ALERT: U.S. Boxed Warning

Suicidality and antidepressant drugs:

Antidepressants increased the risk compared with placebo of suicidal thinking and behavior (suicidality) in children, adolescents, and young adults in short-term studies of major depressive disorder (MDD) and other psychiatric disorders. Anyone considering the use of paroxetine or any other antidepressant in a child, adolescent, or young adult must balance this risk with the clinical need. Short-term studies did not show an increase in the risk of suicidality with antidepressants compared with placebo in adults older than 24 years; there was a reduction in risk with antidepressants compared with placebo in adults 65 years and older. Depression and certain other psychiatric disorders are themselves associated with increases in the risk of suicide. Closely observe and appropriately monitor patients of all ages who are started on therapy for clinical worsening, suicidality, or unusual changes in behavior. Advise families and caregivers of the need for close observation and communication with the health care provider. Paroxetine is not approved for use in pediatric patients.

Warnings/Precautions

Major psychiatric warnings:

• Suicidal thinking/behavior: [U.S. Boxed Warning]: Antidepressants increase the risk of suicidal thinking and behavior in children, adolescents, and young adults (18 to 24 years of age) with major depressive disorder (MDD) and other psychiatric disorders; consider risk prior to prescribing. Short-term studies did not show an increased risk in patients >24 years of age and showed a decreased risk in patients ≥65 years. Closely monitor patients for clinical worsening, suicidality, or unusual changes in behavior, particularly during the initial 1 to 2 months of therapy or during periods of dosage adjustments (increases or decreases); the patient's family or caregiver should be instructed to closely observe the patient and communicate condition with healthcare provider. A medication guide concerning the use of antidepressants should be dispensed with each prescription. Paroxetine is not FDA approved for use in children.
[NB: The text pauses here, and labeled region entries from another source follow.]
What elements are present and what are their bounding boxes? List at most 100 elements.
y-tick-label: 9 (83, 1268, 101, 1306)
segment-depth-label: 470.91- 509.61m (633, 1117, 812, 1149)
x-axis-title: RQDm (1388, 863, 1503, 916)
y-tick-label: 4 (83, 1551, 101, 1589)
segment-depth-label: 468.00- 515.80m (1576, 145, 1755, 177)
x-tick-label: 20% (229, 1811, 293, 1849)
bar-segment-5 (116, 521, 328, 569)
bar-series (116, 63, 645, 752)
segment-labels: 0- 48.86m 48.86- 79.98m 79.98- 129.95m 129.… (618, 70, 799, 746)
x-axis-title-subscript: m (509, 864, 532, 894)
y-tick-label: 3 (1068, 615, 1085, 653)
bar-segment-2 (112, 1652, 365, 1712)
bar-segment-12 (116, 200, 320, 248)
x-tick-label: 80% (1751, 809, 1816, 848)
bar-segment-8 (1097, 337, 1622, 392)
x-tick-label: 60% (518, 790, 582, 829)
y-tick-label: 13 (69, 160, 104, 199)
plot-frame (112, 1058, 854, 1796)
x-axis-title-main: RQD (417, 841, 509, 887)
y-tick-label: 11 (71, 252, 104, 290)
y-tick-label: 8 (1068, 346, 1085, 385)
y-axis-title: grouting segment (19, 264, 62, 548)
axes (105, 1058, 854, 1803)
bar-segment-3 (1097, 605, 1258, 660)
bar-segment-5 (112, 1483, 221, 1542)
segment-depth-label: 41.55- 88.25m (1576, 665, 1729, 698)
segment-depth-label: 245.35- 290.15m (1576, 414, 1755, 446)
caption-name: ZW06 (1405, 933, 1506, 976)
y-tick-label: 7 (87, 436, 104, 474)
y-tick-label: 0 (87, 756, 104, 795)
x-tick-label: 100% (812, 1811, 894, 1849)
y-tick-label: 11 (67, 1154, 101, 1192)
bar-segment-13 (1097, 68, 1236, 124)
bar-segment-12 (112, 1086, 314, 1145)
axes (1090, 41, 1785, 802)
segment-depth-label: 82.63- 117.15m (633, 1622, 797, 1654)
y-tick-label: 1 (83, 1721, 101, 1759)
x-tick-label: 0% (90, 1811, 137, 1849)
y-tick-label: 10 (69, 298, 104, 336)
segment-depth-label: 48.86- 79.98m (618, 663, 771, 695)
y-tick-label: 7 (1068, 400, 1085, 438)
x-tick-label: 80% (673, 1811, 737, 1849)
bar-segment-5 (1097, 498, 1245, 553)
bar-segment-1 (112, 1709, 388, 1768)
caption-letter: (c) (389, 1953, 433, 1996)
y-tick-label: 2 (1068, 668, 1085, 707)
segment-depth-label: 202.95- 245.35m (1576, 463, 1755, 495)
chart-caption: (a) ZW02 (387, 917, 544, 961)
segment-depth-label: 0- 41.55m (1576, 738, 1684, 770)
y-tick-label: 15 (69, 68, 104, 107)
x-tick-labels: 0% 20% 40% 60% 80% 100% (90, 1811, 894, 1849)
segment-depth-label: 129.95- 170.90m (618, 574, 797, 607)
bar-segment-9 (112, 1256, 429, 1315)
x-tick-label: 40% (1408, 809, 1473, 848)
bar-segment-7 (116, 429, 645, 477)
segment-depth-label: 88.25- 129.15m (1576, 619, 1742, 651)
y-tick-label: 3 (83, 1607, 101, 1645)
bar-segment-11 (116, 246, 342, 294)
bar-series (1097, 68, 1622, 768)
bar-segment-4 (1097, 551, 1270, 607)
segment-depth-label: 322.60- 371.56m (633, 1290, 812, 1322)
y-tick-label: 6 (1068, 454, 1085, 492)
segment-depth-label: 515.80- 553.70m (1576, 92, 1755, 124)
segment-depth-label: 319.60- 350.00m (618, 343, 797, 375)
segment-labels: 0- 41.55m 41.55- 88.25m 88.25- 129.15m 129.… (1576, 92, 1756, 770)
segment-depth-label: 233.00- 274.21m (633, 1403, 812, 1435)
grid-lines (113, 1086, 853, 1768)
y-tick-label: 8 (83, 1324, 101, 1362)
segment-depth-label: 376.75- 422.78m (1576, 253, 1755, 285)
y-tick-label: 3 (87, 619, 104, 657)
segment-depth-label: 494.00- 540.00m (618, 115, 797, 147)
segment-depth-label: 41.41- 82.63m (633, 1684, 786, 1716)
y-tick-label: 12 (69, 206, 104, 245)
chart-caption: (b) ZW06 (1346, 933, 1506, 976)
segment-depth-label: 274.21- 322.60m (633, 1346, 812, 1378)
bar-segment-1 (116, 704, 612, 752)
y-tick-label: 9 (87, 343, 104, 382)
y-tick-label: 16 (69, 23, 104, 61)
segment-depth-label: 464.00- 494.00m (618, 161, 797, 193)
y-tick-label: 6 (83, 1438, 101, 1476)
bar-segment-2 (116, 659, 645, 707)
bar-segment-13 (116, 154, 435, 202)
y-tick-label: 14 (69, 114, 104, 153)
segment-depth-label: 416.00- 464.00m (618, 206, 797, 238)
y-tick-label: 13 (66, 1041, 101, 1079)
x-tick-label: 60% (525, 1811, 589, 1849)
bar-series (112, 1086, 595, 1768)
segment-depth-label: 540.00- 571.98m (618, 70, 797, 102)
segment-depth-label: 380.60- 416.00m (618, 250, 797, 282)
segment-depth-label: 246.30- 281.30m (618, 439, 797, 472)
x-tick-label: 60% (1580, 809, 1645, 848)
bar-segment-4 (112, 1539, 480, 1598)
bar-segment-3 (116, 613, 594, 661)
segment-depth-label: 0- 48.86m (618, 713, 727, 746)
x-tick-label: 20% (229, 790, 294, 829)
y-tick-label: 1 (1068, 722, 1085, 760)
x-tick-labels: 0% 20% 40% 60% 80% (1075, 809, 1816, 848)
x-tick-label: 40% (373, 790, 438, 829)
• The possibility of a suicide attempt is inherent in major depression and may persist until remission occurs. Worsening depression and severe abrupt suicidality that are not part of the presenting symptoms may require discontinuation or modification of drug therapy. Use caution in high-risk patients during initiation of therapy.

• Prescriptions should be written for the smallest quantity consistent with good patient care. The patient's family or caregiver should be alerted to monitor patients for the emergence of suicidality and associated behaviors such as anxiety, agitation, panic attacks, insomnia, irritability, hostility, impulsivity, akathisia, hypomania, and mania; patients should be instructed to notify their healthcare provider if any of these symptoms or worsening depression or psychosis occur.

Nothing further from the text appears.